Was it a coincidence, or was something else going on there?

----------


## Swordsmyth

> https://www.dailystar.co.uk/news/lat...ory-deep-space
> 
> I've just read a book called THE OVERTON WINDOW by GLENN BECK and it mentioned that Donald Rumsfeld announced that 2.3 Trillion dollars of DOD funds were unaccounted for the day before the 911 terrorist attrack. 
> 
> And in this terrorist attack the accounting offices in the pentagon were destroyed and the missing 2.3 Trillion dollars was never mentioned again.
> 
> What's the Libertarian take on this?
> 
> Was it a coincidence, or was something else going on there?


Not a coincidence.

----------


## milgram

When has there been accountability for _any_ major wrongdoing in govt? There are many cases of govt corruption, none of the evidence destroyed by a terrorist attack, yet I don't see anyone going to jail.
So I don't know if a plane hitting the Pentagon made much difference. Wasting money and acting above the law is standard operating procedure in DC.

----------


## Working Poor

This is like so 2001.  Look at our debt it is over 21 trillion this too is money that has been stolen from the tax payers. When is everyone going to get pissed and throw the bums out in DC? I like to listen to Catherine Austin Fitts talk about the missing money. She has many youtube videos.

----------


## oyarde

> https://www.dailystar.co.uk/news/lat...ory-deep-space
> 
> I've just read a book called THE OVERTON WINDOW by GLENN BECK and it mentioned that Donald Rumsfeld announced that 2.3 Trillion dollars of DOD funds were unaccounted for the day before the 911 terrorist attrack. 
> 
> And in this terrorist attack the accounting offices in the pentagon were destroyed and the missing 2.3 Trillion dollars was never mentioned again.
> 
> What's the Libertarian take on this?
> 
> Was it a coincidence, or was something else going on there?

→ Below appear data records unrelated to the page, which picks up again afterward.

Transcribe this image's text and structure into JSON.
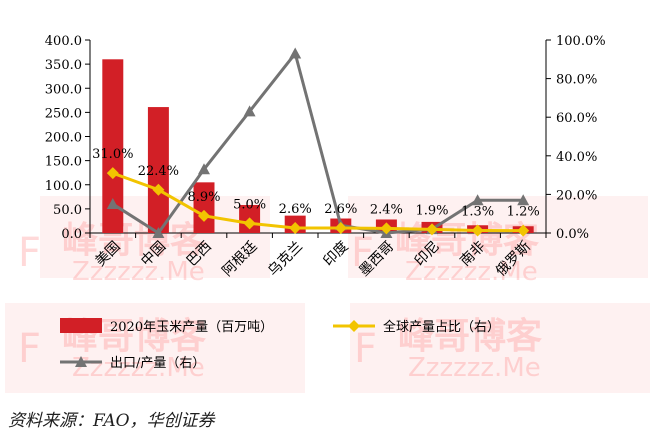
{
  "chart_data": {
    "type": "bar+line",
    "categories": [
      "美国",
      "中国",
      "巴西",
      "阿根廷",
      "乌克兰",
      "印度",
      "墨西哥",
      "印尼",
      "南非",
      "俄罗斯"
    ],
    "bar_series": {
      "name": "2020年玉米产量（百万吨）",
      "values": [
        360,
        261,
        105,
        58,
        36,
        30,
        28,
        23,
        16,
        14
      ],
      "color": "#d21f26"
    },
    "line_series": [
      {
        "name": "全球产量占比（右）",
        "axis": "right",
        "values": [
          31.0,
          22.4,
          8.9,
          5.0,
          2.6,
          2.6,
          2.4,
          1.9,
          1.3,
          1.2
        ],
        "labels": [
          "31.0%",
          "22.4%",
          "8.9%",
          "5.0%",
          "2.6%",
          "2.6%",
          "2.4%",
          "1.9%",
          "1.3%",
          "1.2%"
        ],
        "color": "#f2c400",
        "marker": "diamond"
      },
      {
        "name": "出口/产量（右）",
        "axis": "right",
        "values": [
          15,
          0,
          33,
          63,
          93,
          4,
          0,
          2,
          17,
          17
        ],
        "color": "#737373",
        "marker": "triangle"
      }
    ],
    "left_axis": {
      "min": 0,
      "max": 400,
      "step": 50,
      "tick_labels": [
        "0.0",
        "50.0",
        "100.0",
        "150.0",
        "200.0",
        "250.0",
        "300.0",
        "350.0",
        "400.0"
      ]
    },
    "right_axis": {
      "min": 0,
      "max": 100,
      "step": 20,
      "tick_labels": [
        "0.0%",
        "20.0%",
        "40.0%",
        "60.0%",
        "80.0%",
        "100.0%"
      ]
    },
    "legend_placement": "bottom",
    "grid": false
  },
  "source": "资料来源：FAO，华创证券",
  "watermark": {
    "big": "峰哥博客",
    "small": "Zzzzzz.Me",
    "letter": "F",
    "color": "#ff7a7a"
  }
}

Do you know where any of the money is ? Seriously , who would give the DOD 2.3 trillion .

----------


## TheTexan

I'm sure the 2.3 trillion will turn up eventually, under a few couch cushions

----------


## oyarde

> I'm sure the 2.3 trillion will turn up eventually, under a few couch cushions


I need the small change for a few projects

----------


## osan

> https://www.dailystar.co.uk/news/lat...ory-deep-space
> 
> I've just read a book called THE OVERTON WINDOW by GLENN BECK and it mentioned that Donald Rumsfeld announced that 2.3 Trillion dollars of DOD funds were unaccounted for the day before the 911 terrorist attrack. 
> 
> And in this terrorist attack the accounting offices in the pentagon were destroyed and the missing 2.3 Trillion dollars was never mentioned again.
> 
> What's the Libertarian take on this?
> 
> Was it a coincidence, or was something else going on there?


Actually, nothing is missing save some bits on computers.

The Matrix is running at full steam and few are aware.

You have to hand it to Themme for sheer, diabolical cleverness.

----------